Tea Party vs. Occupy Wall Street


I think I’m rather unique in my politics. I started out life as a Republican and then progressively became a Democrat. This means that I was able to be apart of the Tea Party protests and Occupy Wall Street. There are some similarities but there are also some stark differences that extend far beyond just politics.

They Were Both Reactionary

Both the Tea Party and Occupy Wall Street are both reactionary groups for different reasons. The Tea Party was not just reacting to the election of President Obama but they were also reacting to the way the GOP had acted during the Bush years. Many people would be surprised to know how anti-war many Tea Party people were. Veterans dotted the crowed at the early protests in Denver that I attended and many people felt that the wars in Iraq and Afghanistan had gone on too long, hurt too many people, and left too many veterans wounded and without sufficient support to actually help them reintegrate into society.

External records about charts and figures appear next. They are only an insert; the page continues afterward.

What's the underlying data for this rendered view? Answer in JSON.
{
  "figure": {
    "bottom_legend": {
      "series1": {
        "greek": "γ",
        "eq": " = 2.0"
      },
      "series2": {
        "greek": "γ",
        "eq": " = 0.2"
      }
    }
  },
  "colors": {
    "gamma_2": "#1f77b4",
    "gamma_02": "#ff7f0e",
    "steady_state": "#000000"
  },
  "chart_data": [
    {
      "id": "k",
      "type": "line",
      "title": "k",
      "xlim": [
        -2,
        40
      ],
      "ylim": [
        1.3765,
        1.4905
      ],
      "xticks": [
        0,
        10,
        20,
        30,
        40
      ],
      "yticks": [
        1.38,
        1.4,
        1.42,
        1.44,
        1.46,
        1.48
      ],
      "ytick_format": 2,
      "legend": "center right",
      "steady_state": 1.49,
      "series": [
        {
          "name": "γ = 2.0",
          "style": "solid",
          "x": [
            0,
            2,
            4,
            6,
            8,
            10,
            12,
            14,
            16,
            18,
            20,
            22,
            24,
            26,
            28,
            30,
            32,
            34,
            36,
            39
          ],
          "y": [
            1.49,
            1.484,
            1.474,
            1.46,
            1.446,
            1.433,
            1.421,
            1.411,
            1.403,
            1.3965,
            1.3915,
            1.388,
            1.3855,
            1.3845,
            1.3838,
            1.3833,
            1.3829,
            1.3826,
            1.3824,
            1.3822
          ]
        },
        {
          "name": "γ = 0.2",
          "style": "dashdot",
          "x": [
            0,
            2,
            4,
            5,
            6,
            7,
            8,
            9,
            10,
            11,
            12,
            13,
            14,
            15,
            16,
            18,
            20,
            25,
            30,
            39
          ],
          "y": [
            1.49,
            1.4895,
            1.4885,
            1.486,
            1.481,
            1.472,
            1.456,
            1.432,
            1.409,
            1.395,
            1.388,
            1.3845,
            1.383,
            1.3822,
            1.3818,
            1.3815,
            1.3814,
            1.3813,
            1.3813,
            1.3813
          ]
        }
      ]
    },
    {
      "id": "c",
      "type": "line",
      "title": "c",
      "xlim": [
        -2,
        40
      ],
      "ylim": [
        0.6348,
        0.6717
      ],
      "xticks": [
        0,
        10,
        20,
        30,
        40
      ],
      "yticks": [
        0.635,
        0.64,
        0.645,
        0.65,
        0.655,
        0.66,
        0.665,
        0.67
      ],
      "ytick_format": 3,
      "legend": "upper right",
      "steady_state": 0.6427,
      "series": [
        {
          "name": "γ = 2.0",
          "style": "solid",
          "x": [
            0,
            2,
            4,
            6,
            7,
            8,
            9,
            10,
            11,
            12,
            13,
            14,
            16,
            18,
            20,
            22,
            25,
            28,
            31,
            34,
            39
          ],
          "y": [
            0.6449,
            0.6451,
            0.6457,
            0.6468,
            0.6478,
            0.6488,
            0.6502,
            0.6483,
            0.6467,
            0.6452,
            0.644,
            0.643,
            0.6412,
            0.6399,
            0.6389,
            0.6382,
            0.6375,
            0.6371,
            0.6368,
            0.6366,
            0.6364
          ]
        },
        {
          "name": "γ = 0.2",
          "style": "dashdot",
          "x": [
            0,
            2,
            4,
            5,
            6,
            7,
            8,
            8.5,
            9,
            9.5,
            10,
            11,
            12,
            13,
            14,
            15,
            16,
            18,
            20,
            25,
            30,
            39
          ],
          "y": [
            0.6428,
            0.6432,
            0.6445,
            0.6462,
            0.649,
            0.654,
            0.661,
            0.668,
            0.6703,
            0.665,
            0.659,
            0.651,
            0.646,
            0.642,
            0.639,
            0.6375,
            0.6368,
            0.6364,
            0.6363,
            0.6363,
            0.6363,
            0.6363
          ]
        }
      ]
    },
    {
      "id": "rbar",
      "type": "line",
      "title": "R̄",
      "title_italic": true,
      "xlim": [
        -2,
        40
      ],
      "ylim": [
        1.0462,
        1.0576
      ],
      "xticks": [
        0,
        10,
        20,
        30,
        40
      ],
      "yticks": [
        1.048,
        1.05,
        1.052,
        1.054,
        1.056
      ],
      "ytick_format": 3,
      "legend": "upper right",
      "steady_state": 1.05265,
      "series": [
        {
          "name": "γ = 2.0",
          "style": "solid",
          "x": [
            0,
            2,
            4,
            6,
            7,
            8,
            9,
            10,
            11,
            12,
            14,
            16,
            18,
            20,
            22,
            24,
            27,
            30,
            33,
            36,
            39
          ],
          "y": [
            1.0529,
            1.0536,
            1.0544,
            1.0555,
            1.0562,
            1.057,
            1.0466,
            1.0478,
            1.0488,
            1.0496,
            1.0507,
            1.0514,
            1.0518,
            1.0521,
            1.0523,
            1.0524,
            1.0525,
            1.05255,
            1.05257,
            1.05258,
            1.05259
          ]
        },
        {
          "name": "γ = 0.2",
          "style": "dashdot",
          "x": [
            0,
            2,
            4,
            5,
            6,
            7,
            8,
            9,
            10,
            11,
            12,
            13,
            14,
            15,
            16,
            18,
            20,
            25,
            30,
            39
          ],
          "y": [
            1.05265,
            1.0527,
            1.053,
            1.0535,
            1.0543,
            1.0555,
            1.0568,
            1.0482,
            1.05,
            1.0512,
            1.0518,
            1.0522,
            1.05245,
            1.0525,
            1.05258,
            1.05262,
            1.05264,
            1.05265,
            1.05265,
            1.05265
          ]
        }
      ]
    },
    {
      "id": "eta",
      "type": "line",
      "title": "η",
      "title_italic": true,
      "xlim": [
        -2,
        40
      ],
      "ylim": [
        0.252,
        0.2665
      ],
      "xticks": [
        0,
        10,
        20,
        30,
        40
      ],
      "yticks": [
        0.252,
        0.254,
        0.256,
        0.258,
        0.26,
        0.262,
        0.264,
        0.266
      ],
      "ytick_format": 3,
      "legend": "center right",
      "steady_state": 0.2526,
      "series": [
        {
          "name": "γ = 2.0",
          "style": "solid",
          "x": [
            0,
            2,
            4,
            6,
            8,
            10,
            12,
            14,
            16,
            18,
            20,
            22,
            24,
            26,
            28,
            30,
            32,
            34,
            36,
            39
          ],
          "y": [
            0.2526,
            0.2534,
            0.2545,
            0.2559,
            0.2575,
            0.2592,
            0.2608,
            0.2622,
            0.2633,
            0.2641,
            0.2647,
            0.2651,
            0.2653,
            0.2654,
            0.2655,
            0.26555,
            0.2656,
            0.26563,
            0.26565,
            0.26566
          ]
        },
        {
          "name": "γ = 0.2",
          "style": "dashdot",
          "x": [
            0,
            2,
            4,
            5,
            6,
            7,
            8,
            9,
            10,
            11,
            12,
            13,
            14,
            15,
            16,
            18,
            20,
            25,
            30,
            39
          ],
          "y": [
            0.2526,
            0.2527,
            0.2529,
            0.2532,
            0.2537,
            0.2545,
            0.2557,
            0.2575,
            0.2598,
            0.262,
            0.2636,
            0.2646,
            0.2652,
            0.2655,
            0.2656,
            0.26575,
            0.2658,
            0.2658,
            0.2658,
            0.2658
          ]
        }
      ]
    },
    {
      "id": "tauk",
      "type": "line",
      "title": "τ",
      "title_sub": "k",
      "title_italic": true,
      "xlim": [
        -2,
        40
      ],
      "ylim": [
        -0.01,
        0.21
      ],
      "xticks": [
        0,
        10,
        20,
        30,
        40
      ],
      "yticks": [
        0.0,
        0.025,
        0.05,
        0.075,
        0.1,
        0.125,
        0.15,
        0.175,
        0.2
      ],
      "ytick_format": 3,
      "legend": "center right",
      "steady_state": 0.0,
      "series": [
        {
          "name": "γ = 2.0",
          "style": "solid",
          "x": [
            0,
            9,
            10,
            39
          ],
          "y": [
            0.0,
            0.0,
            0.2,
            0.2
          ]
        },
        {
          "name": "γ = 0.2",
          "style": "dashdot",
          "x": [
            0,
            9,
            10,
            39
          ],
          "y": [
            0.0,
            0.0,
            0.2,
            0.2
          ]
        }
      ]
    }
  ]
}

Occupy was primarily concerned with the modern economic realities of the post-Recession economy.

Why Did the Tea Party take Party while Occupy Struggled?

The Tea Party had much more success getting into political power than Occupy Wall Street did. Following the first Tea Party protests, Republicans, especially Tea Party Republicans swept into power in 2010. When Occupy Wall Street launched in 2011, there was no 2012 wave. Indeed, a wave of Progressive Democrats didn’t really come into their own until 2016. Two outliers managed to launch political careers out of the movement. Senator Bernie Sanders went from a little-known Senator from Vermont to a national figure and Elizabeth Warren moved from an unknown academic to Senator from Massachusetts.

Why was that? Leadership

Both movements enjoyed the support of small business people and others who were concerned about the direction of the country. However, Occupy, despite it’s global scope, eschewed leadership in favor of decentralization. Once the protests finally left public parks and spaces, it wasn’t clear as to where or how the protest would continue. And soon, just like it started, it disappeared. It could have been a platform to stop the GOP take over that would continue for another 6 years, but it just lacked the leadership to take political power. However, those energized people went back to their communities and much of the progressive wave that we’re now seeing can be blamed on Occupy Wall Street. Occupy took over public spaces, clashed with police, caused cities to shut down parks to prevent further protest and energized a generation of people. Occupy introduced the idea of wealth inequality and the idea of the 99% and conversely the idea of the 1%. It exposed the economic controls and realities of a generation of young people who had arrived with education and a desire for a good job only to find that those good jobs just weren’t there for them.

Big Government vs. Small Government

Politically, the differences between them are noticeable. The Tea Party wanted to return to an era of small government and low taxes while Occupy desired more government involvement in the economy and higher taxes on the wealthy to fund programs that would help the poor and middle class. On other issues, the differences were similar to the bigger parties. Occupy tended to have more diversity and cared about LGBTQ issues. The Tea Party was broadly pro-life while the Occupy was broadly pro-choice. Occupy was strident on the issues facing women and minorities. The Tea Party hardly addressed those problems.

Both Have Faded

One of the things I think is most interesting is that while we are left with their politics, both movements have largely faded in the background. It’s been 10 years since the Tea Party burst onto the scene and it’s been 8 years since Occupy captured the cameras of the world. Some candidates that used to be called “Tea Party” candidates are now just House Representatives and Senators. Democrats never enjoyed being called Occupy candidates. Now, very little is said about these movements even though they would both combine to define politics in this decade. That’s really the big takeaway.

If you want to understand our present politics, the first place to start is with Occupy Wall Street and The Tea Party. Both have caused division and pulled their respective political parties to the Right and Left. Rather than compromising in the middle and executing government, our politics has been hyper-partisan and at near gridlock which is what both sides were mad about in the first place. In years past, political affiliation was a nice thing to play on out on the campaign trail. However, once in Washington, there was a spirit of bi-partisanship and working together to solve problems and achieve solutions. This often meant that both sides had to vote for things that they did not like to get the things that they did like. On the Left, this meant democrats demurred on things like Paid Family Leave or LGBTQ rights. On the Right, this meant voting for some welfare programs in exchange for farm subsidies and expanding government programs. This left both sides with some of what they wanted and some things that they did not. However, thanks to hyper-partisanship that great romance is quite over. Now, both sides are working to simply seize power to promote their specific agenda. And for that, you can thank Occupy and the Tea Party.